Jahrzehnte war sie ganz vergessen, nun profitiert sie als 91jährige nur ein bißchen vom Nachruhm ihres Mannes, mit dem sie 1200 Juden rettete

Von Peter Burghardt

Buenos Aires, im Mai – „Wunderbares Wetter heute“, ruft Emilie Schindler und lächelt, ein spöttisches Lächeln, das feine Falten durch ihr Gesicht schickt. Es regnet in Strömen, dunkle Wolken vergießen den warmen Regen, der Buenos Aires zuweilen unter Wasser setzt. Die Tropfen bilden dicke Flecken auf ihrem beigen Kleid, und nun muß sie den kurzen Weg zum Gartentor ein zweites Mal zurücklegen, weil sie den Schlüssel vergessen hat. „Ich hab’ mir den Fuß gebrochen, ich kann nicht laufen“, murmelt die alte Frau, als sie in ihren Pantoffeln wieder zurück zum Haus schlurft, ihr Fliegengewicht auf den Holzstock gestützt. Dann öffnet sie mühsam das Schloß und fragt mit einem Akzent, der irgendwo zwischen böhmischem Deutsch und argentinischem Spanisch liegt: „Haben Sie mich gleich gefunden?“

Natürlich, das war nicht schwer, obwohl ihr Haus grau und flach ist und keineswegs auffällt in San Vicente, 60 Kilometer südlich der argentinischen Hauptstadt. Als sie mit Oskar, ihrem Mann, vor einem halben Jahrhundert nach Südamerika kam, kannte hier draußen kein Mensch die Geschichte von der Liste, mit deren Hilfe ein deutsches Ehepaar in einer polnischen Rüstungsfabrik 1200 Juden vor Auschwitz bewahrt hat. Der Weg in die Pampa war damals die holprige Schlußetappe einer weiten Reise, weg von Deutschland, weg von den Ruinen des Krieges – und weg von einem Leben, das viele Jahre später die Kinos der Welt füllen und dem Regisseur Steven Spielberg einen Oscar bescheren sollte. Jetzt führt eine Schnellstraße vorbei am internationalen Flughafen Ezeiza zu den Kuhweiden der Provinz, und seit Spielbergs Film weiß in San Vicente fast jeder, wer die Witwe Schindler ist und wo sie wohnt. Gleich da drüben, sagen zwei Männer an der Tankstelle gegenüber der Plaza San Martin: drittes Haus rechts, Nummer 353.

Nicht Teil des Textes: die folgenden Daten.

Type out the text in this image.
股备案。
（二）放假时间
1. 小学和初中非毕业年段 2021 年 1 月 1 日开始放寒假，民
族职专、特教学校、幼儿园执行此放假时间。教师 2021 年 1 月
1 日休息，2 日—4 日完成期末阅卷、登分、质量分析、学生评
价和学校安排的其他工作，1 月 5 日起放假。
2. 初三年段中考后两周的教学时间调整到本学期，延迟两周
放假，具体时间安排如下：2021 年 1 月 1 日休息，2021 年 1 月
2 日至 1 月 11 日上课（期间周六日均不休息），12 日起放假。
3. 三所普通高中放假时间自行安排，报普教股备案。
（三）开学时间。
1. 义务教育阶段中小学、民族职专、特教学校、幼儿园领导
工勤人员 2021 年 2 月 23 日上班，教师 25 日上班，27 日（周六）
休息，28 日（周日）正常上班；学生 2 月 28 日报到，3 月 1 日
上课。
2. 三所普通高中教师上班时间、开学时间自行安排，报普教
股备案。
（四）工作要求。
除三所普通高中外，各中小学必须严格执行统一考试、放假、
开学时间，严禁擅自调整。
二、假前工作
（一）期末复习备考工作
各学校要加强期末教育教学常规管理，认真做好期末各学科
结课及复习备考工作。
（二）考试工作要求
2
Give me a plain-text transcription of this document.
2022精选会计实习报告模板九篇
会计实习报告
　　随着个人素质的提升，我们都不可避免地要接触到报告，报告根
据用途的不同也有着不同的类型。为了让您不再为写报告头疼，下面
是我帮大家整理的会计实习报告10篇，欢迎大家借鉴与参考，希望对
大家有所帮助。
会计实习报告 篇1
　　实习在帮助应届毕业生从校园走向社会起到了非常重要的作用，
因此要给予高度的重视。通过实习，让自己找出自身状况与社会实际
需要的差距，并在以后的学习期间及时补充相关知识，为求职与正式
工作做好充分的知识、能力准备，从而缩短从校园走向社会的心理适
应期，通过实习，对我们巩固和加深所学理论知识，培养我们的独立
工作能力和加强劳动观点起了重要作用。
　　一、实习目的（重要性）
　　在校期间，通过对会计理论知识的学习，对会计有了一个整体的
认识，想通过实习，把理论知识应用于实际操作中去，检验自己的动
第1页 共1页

„Er soll gehen zum Teufel“

Sie hätten auch sagen können: dort, wo die Katzen sind. Eine getigerte, eine braune und eine weiße drücken sich vor dem Regen an die Hauswand, zwischen Schüsseln verwässerter Milch und Töpfen mit verklebtem Futter. Drinnen versammeln sich mindestens 15 weitere, und entsprechend streng riecht die stickige Luft hinter den heruntergelassenen Rollos. Die Tiere springen auf die Stühle und Tische, sie liegen auf den zerschlissenen Sesseln, dem verschrammten Fernseher und dem verbeulten Koffer. Hinter der Tür zum Innenhof knurren zwei Hunde – „deutsche Polizeihunde, schöne Hunde“, sagt Emilie Schindler, „das sind Teufel, die lassen niemanden durch.“ Das Futter stapelt sich in Vorratspackungen, 8-Kilo-Säcke für die Katzen, 15-Kilo-Säcke für die Hunde. Die Tiere sind ihr zugelaufen. „Weil sie Hunger haben, gehen sie dahin, wo sie was kriegen“, sagt sie. Also zu ihr.

Sie spricht mit den Haustieren, sie steht früh für sie auf. Sie geben ihr das Gefühl, beschäftigt zu sein. Als Oskar noch in San Vicente war, fütterte sie Hühner und Biberratten – ihr Mann dachte, mit deren Fell ließe sich in Argentinien das große Geld verdienen. Nachdem er sie 1957 verlassen hatte und nach Deutschland zurückgefahren war (wo er 1974 starb), fütterte und molk sie Kühe. „Sechzig Kühe hab’ ich großgezogen“, sagt sie; das Vieh weidete damals vor der Quinta von General Perón, die heute der Gouverneur bewohnt. „Mein Lieber, was ich hier gearbeitet hab’, Jesus, Maria und Josef“, sagt sie. „Der Schindler hat nichts gemacht. Acht Jahre war er hier, dann ist er weg.“

Der Schindler. Sie sagt nicht: „Mein Mann“, oder „Oskar“. Sie sagt: „Der Schindler.“ Sie redet sich in Rage, wiederholt sich, bringt manches durcheinander. „Der Schindler war nicht ein so großer Mann“, sagt sie und klopft auf die Tischplatte, die ein Wachstuch überzieht, „der hat überhaupt nichts gemacht, aus dem Staub gemacht hat er sich.“ Und die guten Erinnerungen? „Überhaupt keine, wieso sollte ich’s sagen? Ich bin offen und ehrlich – er soll gehen zum Teufel.“ In ihrem Haus hängt kein einziges Photo von Oskar, dem Helden, dem Lebemann, dem Luftikus mit seinen Launen, seinen Frauen, seinem Alkohol, seinen Schulden.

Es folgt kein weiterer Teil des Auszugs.